With regard to new licences outside HIV, hepatitis C and TB, although we are well advanced in our process of prioritising essential medicines and beginning discussions with pharma companies about licences, these are new areas for us and there will be many challenges. It may be more difficult to get the broad territorial coverage we have achieved in HIV, at least in the beginning. Governments may be much less willing to commit money to supporting uptake, even if we can significantly reduce prices, since financing will have to come from domestic resources for the most part.
Civil society may not be as strong in some disease areas to generate the political will. Generic companies may therefore be less willing to take a licence with very uncertain demand. We believe all these challenges are surmountable, but we are likely to face them. As regards our target of 20 million people on MPP-licensed HIV drugs, we have the licences to make that happen. What we need is continued commitment by governments to diagnose people and link them to treatment. Our last goal of having a licence for a shortened pan-TB regime looks the most challenging. First the world needs to make the investments in research and development to ensure that there are promising new pan-TB regimens being developed to be licensed.
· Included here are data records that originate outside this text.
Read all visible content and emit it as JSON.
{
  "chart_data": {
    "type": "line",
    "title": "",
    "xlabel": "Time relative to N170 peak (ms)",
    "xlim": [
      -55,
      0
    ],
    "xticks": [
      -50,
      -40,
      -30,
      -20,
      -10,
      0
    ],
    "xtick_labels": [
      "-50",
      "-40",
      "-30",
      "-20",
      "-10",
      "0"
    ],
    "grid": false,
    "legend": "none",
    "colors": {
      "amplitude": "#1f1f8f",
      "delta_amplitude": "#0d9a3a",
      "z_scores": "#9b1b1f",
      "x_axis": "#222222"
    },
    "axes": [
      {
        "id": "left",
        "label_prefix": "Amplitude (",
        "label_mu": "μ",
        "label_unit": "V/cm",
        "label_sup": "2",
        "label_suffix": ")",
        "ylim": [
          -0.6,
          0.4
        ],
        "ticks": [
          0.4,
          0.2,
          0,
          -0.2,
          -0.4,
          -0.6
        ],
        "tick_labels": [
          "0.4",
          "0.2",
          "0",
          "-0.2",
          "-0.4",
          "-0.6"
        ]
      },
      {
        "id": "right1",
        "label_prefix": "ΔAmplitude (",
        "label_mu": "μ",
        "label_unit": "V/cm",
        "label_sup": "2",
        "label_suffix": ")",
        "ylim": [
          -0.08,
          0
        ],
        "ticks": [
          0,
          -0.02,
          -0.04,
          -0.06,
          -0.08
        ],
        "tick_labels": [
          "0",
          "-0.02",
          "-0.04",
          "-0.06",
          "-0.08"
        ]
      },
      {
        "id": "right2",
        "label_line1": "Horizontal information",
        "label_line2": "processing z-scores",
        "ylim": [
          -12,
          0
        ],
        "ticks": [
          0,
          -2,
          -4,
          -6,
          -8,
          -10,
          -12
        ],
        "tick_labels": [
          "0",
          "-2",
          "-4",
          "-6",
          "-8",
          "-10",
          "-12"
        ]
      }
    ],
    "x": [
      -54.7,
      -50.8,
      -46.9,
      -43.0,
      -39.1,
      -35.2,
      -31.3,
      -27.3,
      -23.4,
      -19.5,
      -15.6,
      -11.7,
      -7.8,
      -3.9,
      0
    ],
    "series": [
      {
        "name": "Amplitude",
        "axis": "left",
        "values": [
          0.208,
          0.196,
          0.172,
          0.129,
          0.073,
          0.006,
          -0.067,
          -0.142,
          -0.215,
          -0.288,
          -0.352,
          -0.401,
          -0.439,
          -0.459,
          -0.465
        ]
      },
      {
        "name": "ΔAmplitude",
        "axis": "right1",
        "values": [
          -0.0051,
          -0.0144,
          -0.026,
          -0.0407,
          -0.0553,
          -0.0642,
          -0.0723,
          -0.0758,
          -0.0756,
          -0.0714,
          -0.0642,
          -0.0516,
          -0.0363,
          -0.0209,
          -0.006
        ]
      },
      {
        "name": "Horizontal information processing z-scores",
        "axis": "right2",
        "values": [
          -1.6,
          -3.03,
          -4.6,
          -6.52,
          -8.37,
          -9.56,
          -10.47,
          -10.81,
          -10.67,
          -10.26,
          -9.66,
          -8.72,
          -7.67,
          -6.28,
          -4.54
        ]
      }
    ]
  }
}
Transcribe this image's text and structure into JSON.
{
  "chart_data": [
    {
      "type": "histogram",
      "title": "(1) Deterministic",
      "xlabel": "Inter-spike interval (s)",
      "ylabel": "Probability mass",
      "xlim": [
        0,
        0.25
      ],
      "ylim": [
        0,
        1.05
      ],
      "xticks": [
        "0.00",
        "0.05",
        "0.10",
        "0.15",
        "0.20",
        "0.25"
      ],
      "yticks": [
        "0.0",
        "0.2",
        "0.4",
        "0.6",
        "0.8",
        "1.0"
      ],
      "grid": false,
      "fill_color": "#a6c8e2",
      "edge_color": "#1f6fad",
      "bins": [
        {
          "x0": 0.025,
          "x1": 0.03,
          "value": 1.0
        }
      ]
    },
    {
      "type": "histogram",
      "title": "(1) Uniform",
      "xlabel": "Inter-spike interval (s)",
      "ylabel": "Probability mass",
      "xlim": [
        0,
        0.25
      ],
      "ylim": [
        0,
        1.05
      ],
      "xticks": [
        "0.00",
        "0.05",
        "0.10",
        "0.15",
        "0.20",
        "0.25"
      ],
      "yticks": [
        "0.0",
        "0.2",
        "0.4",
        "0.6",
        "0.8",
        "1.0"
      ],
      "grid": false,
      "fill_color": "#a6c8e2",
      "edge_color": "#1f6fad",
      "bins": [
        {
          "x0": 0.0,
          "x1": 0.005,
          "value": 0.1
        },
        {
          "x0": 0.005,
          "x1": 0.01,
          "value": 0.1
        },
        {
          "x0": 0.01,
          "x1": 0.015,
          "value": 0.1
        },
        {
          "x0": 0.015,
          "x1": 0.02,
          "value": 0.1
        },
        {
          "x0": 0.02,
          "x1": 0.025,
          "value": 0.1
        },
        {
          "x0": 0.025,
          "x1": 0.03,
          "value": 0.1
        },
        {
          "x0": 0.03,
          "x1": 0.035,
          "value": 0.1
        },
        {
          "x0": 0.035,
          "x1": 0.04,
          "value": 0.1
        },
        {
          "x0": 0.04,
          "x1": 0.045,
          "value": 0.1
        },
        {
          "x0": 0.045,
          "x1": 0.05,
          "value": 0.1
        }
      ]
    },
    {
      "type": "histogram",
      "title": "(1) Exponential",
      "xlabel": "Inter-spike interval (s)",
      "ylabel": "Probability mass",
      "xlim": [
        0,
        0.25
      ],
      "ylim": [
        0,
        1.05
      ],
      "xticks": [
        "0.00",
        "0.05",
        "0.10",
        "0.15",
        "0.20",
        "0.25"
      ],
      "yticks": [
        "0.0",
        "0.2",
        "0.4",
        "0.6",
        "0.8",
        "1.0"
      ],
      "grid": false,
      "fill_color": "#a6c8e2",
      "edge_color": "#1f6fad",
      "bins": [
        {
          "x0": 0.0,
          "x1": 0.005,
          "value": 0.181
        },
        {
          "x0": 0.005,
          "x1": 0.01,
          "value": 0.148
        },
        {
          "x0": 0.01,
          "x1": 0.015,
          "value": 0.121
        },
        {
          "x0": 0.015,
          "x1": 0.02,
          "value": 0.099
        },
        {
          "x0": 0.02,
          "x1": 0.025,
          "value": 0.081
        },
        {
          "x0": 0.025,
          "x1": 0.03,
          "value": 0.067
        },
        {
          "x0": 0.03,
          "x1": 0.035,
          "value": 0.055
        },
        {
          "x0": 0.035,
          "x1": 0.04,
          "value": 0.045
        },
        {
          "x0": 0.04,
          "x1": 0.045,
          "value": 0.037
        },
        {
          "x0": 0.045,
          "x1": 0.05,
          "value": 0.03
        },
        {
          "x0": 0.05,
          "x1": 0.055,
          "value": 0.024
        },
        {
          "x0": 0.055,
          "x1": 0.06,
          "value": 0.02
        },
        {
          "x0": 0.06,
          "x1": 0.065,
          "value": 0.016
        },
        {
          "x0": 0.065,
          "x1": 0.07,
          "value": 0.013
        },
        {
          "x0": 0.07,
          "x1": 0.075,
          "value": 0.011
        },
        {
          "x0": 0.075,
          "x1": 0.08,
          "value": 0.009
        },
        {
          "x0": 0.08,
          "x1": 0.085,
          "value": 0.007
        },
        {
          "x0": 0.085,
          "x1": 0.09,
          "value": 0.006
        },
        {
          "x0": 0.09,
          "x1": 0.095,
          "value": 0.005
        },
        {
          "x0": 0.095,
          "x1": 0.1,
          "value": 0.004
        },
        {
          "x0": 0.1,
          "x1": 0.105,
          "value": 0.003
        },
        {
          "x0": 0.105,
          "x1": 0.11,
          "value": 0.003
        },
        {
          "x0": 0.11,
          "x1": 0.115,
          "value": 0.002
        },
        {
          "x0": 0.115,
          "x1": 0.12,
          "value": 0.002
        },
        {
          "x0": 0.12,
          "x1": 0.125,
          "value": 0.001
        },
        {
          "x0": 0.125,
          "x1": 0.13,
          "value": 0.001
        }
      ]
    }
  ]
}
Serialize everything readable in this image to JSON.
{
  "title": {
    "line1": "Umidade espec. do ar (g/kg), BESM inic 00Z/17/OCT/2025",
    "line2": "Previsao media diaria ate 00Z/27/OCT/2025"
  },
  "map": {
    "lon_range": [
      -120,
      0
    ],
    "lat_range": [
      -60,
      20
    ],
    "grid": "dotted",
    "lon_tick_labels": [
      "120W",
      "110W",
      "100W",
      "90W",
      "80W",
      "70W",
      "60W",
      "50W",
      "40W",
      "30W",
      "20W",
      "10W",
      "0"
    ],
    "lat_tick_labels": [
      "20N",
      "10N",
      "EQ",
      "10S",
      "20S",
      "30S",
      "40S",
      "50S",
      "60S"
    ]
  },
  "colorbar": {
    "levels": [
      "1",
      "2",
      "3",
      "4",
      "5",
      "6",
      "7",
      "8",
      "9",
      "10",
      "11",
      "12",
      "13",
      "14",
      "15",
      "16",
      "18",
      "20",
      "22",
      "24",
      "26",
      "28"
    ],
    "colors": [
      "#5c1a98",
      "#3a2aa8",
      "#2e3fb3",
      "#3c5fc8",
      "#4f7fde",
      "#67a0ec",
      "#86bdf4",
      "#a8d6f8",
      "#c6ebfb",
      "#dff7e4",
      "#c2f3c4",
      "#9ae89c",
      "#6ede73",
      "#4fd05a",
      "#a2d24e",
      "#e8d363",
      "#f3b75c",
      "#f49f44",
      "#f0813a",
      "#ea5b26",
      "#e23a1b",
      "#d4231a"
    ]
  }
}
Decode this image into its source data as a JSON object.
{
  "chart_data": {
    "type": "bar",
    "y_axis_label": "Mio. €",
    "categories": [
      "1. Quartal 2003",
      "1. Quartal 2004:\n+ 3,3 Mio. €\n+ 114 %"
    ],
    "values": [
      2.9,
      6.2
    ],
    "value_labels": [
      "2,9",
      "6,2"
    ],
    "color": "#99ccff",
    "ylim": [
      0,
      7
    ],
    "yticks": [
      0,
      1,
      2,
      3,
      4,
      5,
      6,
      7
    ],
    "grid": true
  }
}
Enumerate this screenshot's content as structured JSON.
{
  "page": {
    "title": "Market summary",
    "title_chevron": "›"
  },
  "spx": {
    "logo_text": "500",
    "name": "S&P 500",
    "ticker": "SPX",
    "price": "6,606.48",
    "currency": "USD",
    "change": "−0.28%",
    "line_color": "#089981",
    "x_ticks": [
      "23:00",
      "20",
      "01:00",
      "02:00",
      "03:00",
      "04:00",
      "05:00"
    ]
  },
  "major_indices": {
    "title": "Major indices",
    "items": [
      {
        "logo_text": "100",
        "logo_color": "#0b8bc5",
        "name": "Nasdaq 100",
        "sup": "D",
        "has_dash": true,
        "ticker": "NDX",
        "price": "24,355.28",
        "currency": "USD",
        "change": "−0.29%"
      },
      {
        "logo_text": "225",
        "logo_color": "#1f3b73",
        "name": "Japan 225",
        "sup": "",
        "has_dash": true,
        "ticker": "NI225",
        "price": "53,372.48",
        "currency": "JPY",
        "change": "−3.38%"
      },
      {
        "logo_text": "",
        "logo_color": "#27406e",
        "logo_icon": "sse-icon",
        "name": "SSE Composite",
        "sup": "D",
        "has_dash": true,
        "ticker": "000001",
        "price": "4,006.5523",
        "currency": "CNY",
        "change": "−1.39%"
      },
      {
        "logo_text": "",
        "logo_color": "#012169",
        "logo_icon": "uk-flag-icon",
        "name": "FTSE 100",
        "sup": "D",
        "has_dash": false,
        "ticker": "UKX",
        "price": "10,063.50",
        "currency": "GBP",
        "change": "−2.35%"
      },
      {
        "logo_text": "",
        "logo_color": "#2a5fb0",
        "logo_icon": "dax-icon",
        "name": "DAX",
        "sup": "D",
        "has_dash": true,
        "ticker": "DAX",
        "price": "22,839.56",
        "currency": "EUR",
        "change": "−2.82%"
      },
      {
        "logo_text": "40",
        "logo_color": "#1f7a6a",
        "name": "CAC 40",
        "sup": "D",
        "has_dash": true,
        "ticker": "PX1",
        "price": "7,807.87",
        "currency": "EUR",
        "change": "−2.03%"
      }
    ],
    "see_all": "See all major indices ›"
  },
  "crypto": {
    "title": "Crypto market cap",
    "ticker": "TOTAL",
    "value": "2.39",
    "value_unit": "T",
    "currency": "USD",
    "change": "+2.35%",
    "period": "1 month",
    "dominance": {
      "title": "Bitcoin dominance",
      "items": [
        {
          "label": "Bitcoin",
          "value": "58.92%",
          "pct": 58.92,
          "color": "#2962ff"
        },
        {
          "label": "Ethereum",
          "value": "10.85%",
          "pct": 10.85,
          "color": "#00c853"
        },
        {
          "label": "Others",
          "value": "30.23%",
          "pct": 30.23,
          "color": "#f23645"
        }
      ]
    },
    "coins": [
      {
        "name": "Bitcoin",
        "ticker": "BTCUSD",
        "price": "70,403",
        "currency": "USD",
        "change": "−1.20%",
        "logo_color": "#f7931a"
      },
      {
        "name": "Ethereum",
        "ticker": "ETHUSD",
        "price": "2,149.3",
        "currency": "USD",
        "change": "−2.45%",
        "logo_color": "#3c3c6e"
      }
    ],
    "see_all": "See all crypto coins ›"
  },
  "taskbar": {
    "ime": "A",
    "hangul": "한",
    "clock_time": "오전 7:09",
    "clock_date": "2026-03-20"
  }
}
To date, there has been a massive funding gap for TB R&D estimated at over $1.3 billion a year. While the pipeline does look more promising than a few years back, there is still a long way to go and there is a need for all stakeholders to live up to the commitments made last year at the UN General Assembly.
Your efforts towards awareness and advocacy were instrumental in getting the World Health Organization (WHO) to declare July 28 as World Hepatitis Day. Where are we in terms of achieving the goal of eliminating hepatitis B and C
WHO released a report in May on progress. It clearly shows that while some countries and some elements needed for elimination are on track, many countries and some particular areas such as harm reduction are perilously behind the curve. The report is a wake-up call for the world. There are only 11 ½ years until the end of 2030. That is very little time to develop an elimination plan, implement it and see the impact. Funding of course is often cited as a major obstacle. But it shouldn’t be. The basic tests for hepatitis B and C cost under $1, while in many LMICs curative treatment for hepatitis C is less than $100 and treatment for hepatitis B less than $40 per year, thanks in no small part to voluntary licences. These interventions are so cost effective every country should be thinking of including them in their basic Universal Health Coverage package and they should also be considered in terms of best buys for cancer prevention.
Similarly, what is you opinion of India’s progress on eradicating TB?
India, like many countries heavily burdened with TB, has been making significant progress on expanding access to treatment. I think the political will is there but there are huge challenges, one of which is the lack of a key tool – a short regimen that can be used for both drug-resistant and drug-susceptible disease.
Could you tell us about your recent field trip to India and the outcomes of MPP’s projects in India?
The MPP’s recent field trip to India was for us to understand and document the impact our licences have on the ground by meeting, talking to and, where appropriate, interviewing individuals affected by HIV or hepatitis C. We talked to a wide range of stakeholders such as doctors, government officials and broad civil society, but also of course Indian generic companies since they make up the majority of our manufacturing partners. To date, the MPP is less well known than I’d like, despite its extraordinary impact in enabling the delivery of more than eight billion doses of affordable, quality-assured, life-saving medicines. In order to expand successfully into new areas we need more people to understand the unique solution to access we offer and make use of it.